消息传递框架 (Message Passing)¶

Text Only

核心思想：邻居聚合

对于每个节点v：
1. 收集邻居信息（消息）
2. 聚合消息
3. 更新自身表示

数学表达：
h_v^(l+1) = UPDATE^(l)(h_v^(l), AGGREGATE^(l)({h_u^(l), ∀u ∈ N(v)}))

其中：
- h_v^(l): 节点v在第l层的特征
- N(v): 节点v的邻居集合
- AGGREGATE: 聚合函数（mean, sum, max）
- UPDATE: 更新函数（通常用神经网络）

GNN通用框架¶

Python

import torch
import torch.nn as nn
import torch.nn.functional as F

class GNNLayer(nn.Module):  # 继承nn.Module定义神经网络层
    def __init__(self, in_dim, out_dim):  # __init__构造方法，创建对象时自动调用
        super().__init__()  # super()调用父类方法
        self.linear = nn.Linear(in_dim, out_dim)

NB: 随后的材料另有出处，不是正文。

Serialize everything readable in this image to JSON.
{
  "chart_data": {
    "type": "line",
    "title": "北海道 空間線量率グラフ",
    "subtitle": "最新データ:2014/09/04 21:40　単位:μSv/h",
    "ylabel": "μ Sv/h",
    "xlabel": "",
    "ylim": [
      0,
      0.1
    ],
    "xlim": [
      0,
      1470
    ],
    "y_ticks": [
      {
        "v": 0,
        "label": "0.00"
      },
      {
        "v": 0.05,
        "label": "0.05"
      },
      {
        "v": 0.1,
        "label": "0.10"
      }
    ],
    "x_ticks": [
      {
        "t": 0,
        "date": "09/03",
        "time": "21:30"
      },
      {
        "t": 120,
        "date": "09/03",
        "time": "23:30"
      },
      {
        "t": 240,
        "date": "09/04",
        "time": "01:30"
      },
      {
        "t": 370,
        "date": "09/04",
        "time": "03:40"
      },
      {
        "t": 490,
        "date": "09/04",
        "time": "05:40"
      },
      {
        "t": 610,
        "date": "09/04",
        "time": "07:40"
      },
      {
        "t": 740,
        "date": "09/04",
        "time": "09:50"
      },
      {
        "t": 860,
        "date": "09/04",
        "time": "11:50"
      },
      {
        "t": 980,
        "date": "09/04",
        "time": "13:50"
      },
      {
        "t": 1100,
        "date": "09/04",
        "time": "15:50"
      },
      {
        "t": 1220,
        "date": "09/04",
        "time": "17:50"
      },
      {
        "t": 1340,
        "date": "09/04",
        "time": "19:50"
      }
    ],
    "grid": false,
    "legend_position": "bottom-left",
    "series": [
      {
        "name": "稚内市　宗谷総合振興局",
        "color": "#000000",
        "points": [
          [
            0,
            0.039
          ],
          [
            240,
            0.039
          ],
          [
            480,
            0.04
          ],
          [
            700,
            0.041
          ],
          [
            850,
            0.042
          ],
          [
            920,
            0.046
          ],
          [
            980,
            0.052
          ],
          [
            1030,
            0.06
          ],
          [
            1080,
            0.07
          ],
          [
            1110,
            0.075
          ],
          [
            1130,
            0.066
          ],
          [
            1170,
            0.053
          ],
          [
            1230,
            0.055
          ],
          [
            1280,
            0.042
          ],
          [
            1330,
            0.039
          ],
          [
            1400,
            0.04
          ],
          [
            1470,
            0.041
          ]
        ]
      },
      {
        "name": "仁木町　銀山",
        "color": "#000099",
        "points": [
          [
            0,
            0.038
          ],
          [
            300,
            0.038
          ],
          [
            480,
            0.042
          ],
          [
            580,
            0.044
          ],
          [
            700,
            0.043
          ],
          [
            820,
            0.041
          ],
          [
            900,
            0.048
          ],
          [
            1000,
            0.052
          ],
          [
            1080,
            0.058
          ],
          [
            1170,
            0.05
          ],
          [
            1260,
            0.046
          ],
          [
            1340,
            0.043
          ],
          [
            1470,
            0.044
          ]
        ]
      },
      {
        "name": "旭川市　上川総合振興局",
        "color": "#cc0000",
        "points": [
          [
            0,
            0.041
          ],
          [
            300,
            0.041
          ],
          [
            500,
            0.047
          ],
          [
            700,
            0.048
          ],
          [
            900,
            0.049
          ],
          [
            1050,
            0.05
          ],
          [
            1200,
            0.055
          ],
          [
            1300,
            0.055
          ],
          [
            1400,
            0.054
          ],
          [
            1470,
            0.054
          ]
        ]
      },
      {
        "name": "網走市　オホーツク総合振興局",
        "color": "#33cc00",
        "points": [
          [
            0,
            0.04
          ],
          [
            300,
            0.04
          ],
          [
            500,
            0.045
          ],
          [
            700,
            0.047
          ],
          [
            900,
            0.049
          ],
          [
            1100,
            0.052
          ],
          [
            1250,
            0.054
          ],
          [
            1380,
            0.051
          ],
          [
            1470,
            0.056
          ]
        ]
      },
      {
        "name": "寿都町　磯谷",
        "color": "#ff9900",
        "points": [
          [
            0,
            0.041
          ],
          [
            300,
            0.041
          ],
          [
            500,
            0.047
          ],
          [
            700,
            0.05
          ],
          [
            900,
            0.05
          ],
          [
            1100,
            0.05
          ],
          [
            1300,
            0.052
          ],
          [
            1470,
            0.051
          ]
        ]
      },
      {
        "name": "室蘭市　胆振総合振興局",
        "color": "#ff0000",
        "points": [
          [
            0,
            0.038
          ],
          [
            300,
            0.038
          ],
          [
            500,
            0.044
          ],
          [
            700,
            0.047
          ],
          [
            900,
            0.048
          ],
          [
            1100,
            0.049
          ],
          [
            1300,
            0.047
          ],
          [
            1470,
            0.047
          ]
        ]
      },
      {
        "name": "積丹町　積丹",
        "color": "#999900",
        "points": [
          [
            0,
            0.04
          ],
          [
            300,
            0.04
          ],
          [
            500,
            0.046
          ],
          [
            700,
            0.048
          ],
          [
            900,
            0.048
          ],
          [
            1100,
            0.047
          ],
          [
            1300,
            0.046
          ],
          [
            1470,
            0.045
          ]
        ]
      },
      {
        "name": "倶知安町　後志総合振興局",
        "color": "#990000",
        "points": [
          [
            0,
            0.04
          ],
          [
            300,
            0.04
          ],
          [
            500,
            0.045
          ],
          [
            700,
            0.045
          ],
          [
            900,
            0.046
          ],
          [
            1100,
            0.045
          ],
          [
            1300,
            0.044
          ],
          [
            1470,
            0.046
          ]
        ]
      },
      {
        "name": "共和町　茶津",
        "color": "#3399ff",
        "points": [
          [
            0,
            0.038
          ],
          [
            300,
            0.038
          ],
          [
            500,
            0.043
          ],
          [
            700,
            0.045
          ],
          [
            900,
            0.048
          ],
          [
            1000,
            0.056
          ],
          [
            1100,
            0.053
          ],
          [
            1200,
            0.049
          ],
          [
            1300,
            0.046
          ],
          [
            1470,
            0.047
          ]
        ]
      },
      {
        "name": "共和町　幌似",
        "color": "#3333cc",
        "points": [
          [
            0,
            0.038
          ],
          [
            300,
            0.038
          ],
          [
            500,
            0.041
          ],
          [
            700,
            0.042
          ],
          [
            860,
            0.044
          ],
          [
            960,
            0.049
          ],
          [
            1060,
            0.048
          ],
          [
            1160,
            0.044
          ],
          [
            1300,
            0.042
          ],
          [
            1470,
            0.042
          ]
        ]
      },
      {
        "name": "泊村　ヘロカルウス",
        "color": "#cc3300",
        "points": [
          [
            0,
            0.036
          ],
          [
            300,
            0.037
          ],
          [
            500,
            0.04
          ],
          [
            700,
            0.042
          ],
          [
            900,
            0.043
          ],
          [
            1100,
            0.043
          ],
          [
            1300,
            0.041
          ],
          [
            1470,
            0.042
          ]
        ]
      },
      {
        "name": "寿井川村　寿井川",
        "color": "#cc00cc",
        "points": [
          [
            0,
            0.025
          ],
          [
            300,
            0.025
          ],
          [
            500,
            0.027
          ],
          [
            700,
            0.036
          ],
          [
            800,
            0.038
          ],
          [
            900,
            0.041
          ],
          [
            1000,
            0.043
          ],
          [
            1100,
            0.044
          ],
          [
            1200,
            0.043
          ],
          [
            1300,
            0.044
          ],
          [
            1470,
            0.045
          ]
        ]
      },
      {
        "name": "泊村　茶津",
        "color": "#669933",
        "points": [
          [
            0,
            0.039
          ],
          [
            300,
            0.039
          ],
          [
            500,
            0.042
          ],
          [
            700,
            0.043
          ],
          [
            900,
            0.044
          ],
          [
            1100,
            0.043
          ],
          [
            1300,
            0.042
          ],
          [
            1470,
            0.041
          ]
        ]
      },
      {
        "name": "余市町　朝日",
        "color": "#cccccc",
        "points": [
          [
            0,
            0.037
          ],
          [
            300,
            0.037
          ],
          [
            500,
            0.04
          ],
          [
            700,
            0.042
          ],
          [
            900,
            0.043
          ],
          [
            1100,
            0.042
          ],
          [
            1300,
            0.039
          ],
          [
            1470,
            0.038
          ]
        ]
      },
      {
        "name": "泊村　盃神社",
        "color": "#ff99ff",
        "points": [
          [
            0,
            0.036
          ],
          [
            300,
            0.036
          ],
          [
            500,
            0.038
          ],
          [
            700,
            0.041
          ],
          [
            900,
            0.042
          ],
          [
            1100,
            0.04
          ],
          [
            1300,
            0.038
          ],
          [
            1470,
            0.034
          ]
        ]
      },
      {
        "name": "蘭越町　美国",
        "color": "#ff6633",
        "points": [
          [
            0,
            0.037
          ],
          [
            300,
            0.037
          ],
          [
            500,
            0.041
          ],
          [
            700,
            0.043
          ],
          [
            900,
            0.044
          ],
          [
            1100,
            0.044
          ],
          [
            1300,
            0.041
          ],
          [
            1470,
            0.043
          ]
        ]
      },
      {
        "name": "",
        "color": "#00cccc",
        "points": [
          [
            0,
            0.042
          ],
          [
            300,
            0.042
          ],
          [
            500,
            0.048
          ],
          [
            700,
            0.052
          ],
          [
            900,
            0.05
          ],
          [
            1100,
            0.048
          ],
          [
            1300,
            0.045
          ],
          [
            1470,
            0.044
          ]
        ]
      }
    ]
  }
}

    def forward(self, x, adj):
        """
        x: 节点特征 (N, in_dim)
        adj: 邻接矩阵 (N, N)
        """
        # 1. 线性变换
        x = self.linear(x)

        # 2. 聚合邻居信息
        x = torch.matmul(adj, x)  # 邻接矩阵乘法 = 邻居聚合

        # 3. 激活函数
        x = F.relu(x)

        return x

🎯 经典GNN模型¶

GCN (Graph Convolutional Network)¶

核心思想¶

谱图卷积的局部一阶近似

Text Only

卷积公式：
H^(l+1) = σ(D̃^(-1/2) Ã D̃^(-1/2) H^(l) W^(l))

其中：
- Ã = A + I: 添加自环的邻接矩阵
- D̃: Ã的度矩阵
- D̃^(-1/2) Ã D̃^(-1/2): 对称归一化
- W^(l): 可学习参数
- σ: 激活函数

直观理解¶

Text Only

归一化的作用：
- 防止度数大的节点特征过大
- 平衡不同度数节点的影响

聚合过程：
节点v的新特征 = 平均(邻居特征) + 自身特征

代码实现¶

Python

import torch
import torch.nn as nn
import torch.nn.functional as F

class GCNLayer(nn.Module):
    def __init__(self, in_features, out_features):
        super().__init__()
        self.linear = nn.Linear(in_features, out_features)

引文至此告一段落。